Not remotely like the kids I went to school with.
Not remotely like me.
Of course, I saw what I wanted to see. The haze of adulthood had blinded me to the subtle cruelties of their world, it’s true, but part of it is that by spraying the pesticide of our anti-bullying campaigns on the landscape of schools, we have mutated the bullying, driven it further underground. Now, it reaches its tentacles into their facebook feeds, their texts, their e-mails. Now, your de rigueur smartphone means you get to carry your bullying with you, wherever you go. Now, wherever you go, you can feel small. You can feel awkward, less than, fat, ugly, gay, too stupid, too smart, too tall, too short, too poor, too dull, too slow.
|Teenage Portable Self-Hatred Device (TPSHD)|
With this device, you can constantly measure yourself against The Rules:
Don’t be fat.
Don’t be gay.
Don’t be ugly.
Don’t be weird.
Be smart, but not too smart.
Be knowledgeable about sex, but not slutty.

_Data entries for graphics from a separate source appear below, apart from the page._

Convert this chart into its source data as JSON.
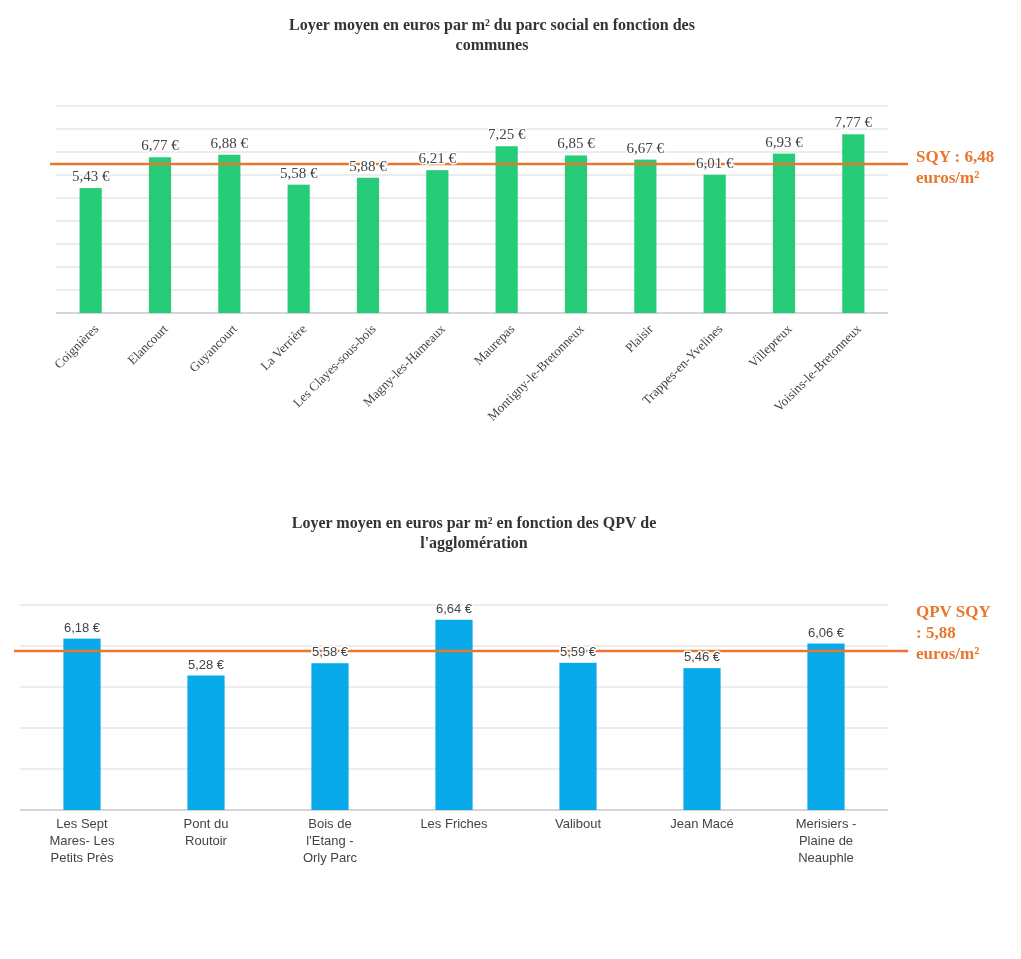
{
  "chart_data": [
    {
      "type": "bar",
      "title": "Loyer moyen en euros par m² du parc social en fonction des communes",
      "categories": [
        "Coignières",
        "Elancourt",
        "Guyancourt",
        "La Verrière",
        "Les Clayes-sous-bois",
        "Magny-les-Hameaux",
        "Maurepas",
        "Montigny-le-Bretonneux",
        "Plaisir",
        "Trappes-en-Yvelines",
        "Villepreux",
        "Voisins-le-Bretonneux"
      ],
      "values": [
        5.43,
        6.77,
        6.88,
        5.58,
        5.88,
        6.21,
        7.25,
        6.85,
        6.67,
        6.01,
        6.93,
        7.77
      ],
      "value_labels": [
        "5,43 €",
        "6,77 €",
        "6,88 €",
        "5,58 €",
        "5,88 €",
        "6,21 €",
        "7,25 €",
        "6,85 €",
        "6,67 €",
        "6,01 €",
        "6,93 €",
        "7,77 €"
      ],
      "color": "#27cc78",
      "ylim": [
        0,
        9
      ],
      "yticks": [
        {
          "value": 0,
          "label": null
        },
        {
          "value": 1,
          "label": null
        },
        {
          "value": 2,
          "label": null
        },
        {
          "value": 3,
          "label": null
        },
        {
          "value": 4,
          "label": null
        },
        {
          "value": 5,
          "label": null
        },
        {
          "value": 6,
          "label": null
        },
        {
          "value": 7,
          "label": null
        },
        {
          "value": 8,
          "label": null
        },
        {
          "value": 9,
          "label": null
        }
      ],
      "grid": "y",
      "tick_labels": "x",
      "ref_lines": [
        {
          "axis": "y",
          "value": 6.48,
          "label": "SQY : 6,48 euros/m²",
          "color": "#e8772e"
        }
      ]
    },
    {
      "type": "bar",
      "title": "Loyer moyen en euros par m² en fonction des QPV de l'agglomération",
      "categories": [
        "Les Sept Mares- Les Petits Près",
        "Pont du Routoir",
        "Bois de l'Etang - Orly Parc",
        "Les Friches",
        "Valibout",
        "Jean Macé",
        "Merisiers - Plaine de Neauphle"
      ],
      "values": [
        6.18,
        5.28,
        5.58,
        6.64,
        5.59,
        5.46,
        6.06
      ],
      "value_labels": [
        "6,18 €",
        "5,28 €",
        "5,58 €",
        "6,64 €",
        "5,59 €",
        "5,46 €",
        "6,06 €"
      ],
      "color": "#07a9e8",
      "ylim": [
        2,
        7
      ],
      "yticks": [
        {
          "value": 2,
          "label": null
        },
        {
          "value": 3,
          "label": null
        },
        {
          "value": 4,
          "label": null
        },
        {
          "value": 5,
          "label": null
        },
        {
          "value": 6,
          "label": null
        },
        {
          "value": 7,
          "label": null
        }
      ],
      "grid": "y",
      "tick_labels": "x",
      "ref_lines": [
        {
          "axis": "y",
          "value": 5.88,
          "label": "QPV SQY : 5,88 euros/m²",
          "color": "#e8772e"
        }
      ]
    }
  ]
}
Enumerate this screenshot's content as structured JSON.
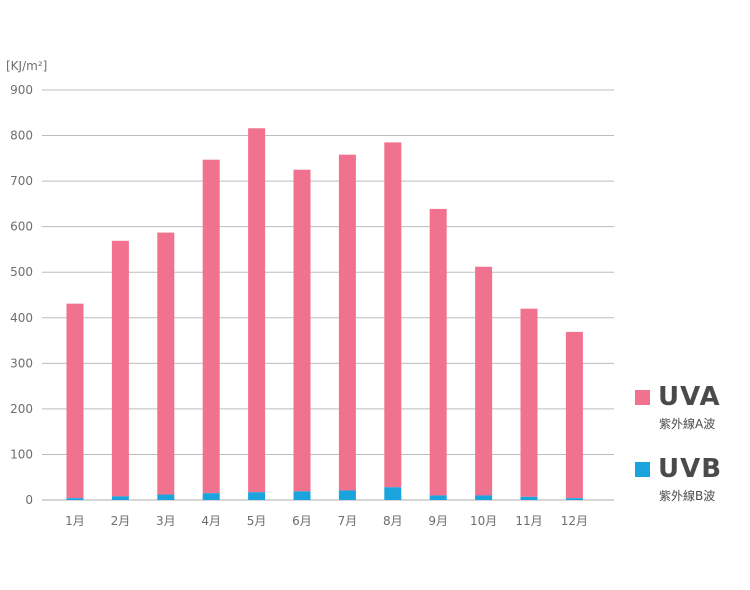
{
  "chart_data": {
    "type": "bar",
    "stacked": true,
    "unit_label": "[KJ/m²]",
    "categories": [
      "1月",
      "2月",
      "3月",
      "4月",
      "5月",
      "6月",
      "7月",
      "8月",
      "9月",
      "10月",
      "11月",
      "12月"
    ],
    "yticks": [
      0,
      100,
      200,
      300,
      400,
      500,
      600,
      700,
      800,
      900
    ],
    "ylim": [
      0,
      900
    ],
    "grid": true,
    "legend_position": "right",
    "series": [
      {
        "name": "UVB",
        "subtitle": "紫外線B波",
        "color": "#1aa3dd",
        "values": [
          4,
          8,
          12,
          15,
          17,
          19,
          21,
          28,
          10,
          10,
          7,
          4
        ]
      },
      {
        "name": "UVA",
        "subtitle": "紫外線A波",
        "color": "#f0728f",
        "values": [
          427,
          561,
          575,
          732,
          799,
          706,
          737,
          757,
          629,
          502,
          413,
          365
        ]
      }
    ]
  }
}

To the extent that you can, be white.
Those depressing rules have changed very little since I was trying to live by them, but what you might have figured out – what you figured out as a teenager, if you were lucky – is that only the very most boring person in the world could possibly follow all those rules at once. And the thing is, I wonder if the chinks in the wall are opening up, precisely because of that constant technological presence we adults like to decry. When you are plugged into the wider world – and yes, that wider world comes to you courtesy of your smartphone – then you become aware that the world is absolutely full of smart, fat gay people who are even occasionally slutty and are almost always the most interesting people at the party.
|I rest my case.|
You can glimpse other ways to be, ways that unexpectedly validate your own particular strange way of being. If technology is a window that lets in danger, it also brings us news of the outside. All dictators know that technology is the enemy, whether that dictator is Hosni Mubarak or the bitchy girl in fifth period, because all dictators are the same. And all victory is the same too, and it all looks like openness.
But back to those second-graders.
At one point when I was in the middle of explaining exactly how Tourette’s Syndrome works, neurologically speaking, the school counselor drew one of the little girls onto her lap and gently stopped her from pulling on her Velcro sneakers. Snap-snap-snap that Velcro had been going, for five freaking minutes. The counselor stilled her with a hand.
“We all do little things like that, don’t we?” she asked. “We might tap a pencil, or wiggle our foot. But I can ask you to stop, and you can. We don’t ask someone with Tourette’s to stop, because they can’t, and because it might embarrass them.”
They nodded solemnly. Embarrassment was something they all understood.
“Sometimes we might fidget like that because we’re tired, or because we’re nervous. Or sometimes we might fidget if we’re a little bit bored,” she continued.
The young boy sitting nearest me glanced my way in covert horror. “I wouldn’t say we’re bored,” he said. He turned to me. “This is all really interesting,” he said stoutly. Belatedly, his classmates caught the hint and nodded, some more convincingly than others.
I expect that kid will become a better liar with time. But a kid who would worry about a grown-up’s feelings is also a kid who is not going to make my kid feel like a freak on the playground – or anyone else’s kids, for that matter. So maybe this is what progress looks like: one kid at a time.